The awakening of my conscience sent me to my feet; but before I had stumbled halfway through the passage I heard his shout in the open air, “Behold me!"

A man outside cried excitedly, "He is out!"

An exulting tumult fell into the arch, the clash of twenty voices yelling in different keys, "He is out-the traitor! He is out!" I was too late, but I made three more hesitating steps and stood blinded. The flaming branches they were holding over the precipice showered a multitude of sparks, that fell disappearing continuously in the lurid light, shutting out the night from the mouth of the cave. And in this light Castro could be seen kneeling on the other side of the sill.
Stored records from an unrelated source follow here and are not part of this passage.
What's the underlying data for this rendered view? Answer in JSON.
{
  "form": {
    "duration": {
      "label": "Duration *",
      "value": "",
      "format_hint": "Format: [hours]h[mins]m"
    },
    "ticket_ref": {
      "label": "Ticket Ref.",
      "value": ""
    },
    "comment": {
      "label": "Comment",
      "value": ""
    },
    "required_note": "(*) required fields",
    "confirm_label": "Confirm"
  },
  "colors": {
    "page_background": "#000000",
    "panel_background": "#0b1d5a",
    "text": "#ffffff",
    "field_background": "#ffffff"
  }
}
With his fingers clutching the edge of the slab, he hung outwards, his head falling back, his spine arched tensely, like a bow; and the red sparks coming from above with the dancing whirl of snowflakes, vanished in the air before they could settle on his face.

"Manuel! Manuel!"

They answered with a deep, confused growl, jostling and crowding on the edge to look down into his eyes. Meantime I stared at the convulsive heaving of his breast, at his upturned chin, his swelling throat. He defied Manuel. He would leap. Behold! he was going to leap-to his own death-in his own time. He challenged them to come down on the ledge; and the blade of the maimed arm waved to and fro stiffly, point up, like a red-hot weapon in the light. He de

voted them to pestilence, to English gallows, to the infernal powers: while all the time commenting murmurs passed over his head, as though he had extorted their sinister appreciation.

"Canalla! dogs, thieves, prey of death, vermin of hell-I spit on you-like this!"

He had not the force, nor the saliva, and remained straining mutely upwards while they laughed at him all together, with something sombre, and as if doomed in their derision. "He will jump! No, he will not!" "Yes! Leap, Castro! Spit, Castro!" "He will run back into the cave! Maladetta!' Manuel's voiced cooed lovingly on the brink:

"Come to us and drink, Castro."

I waited for his leap with doubt, with disbelief, in the helpless agitation of the weak. Gradually he seemed to relax all over.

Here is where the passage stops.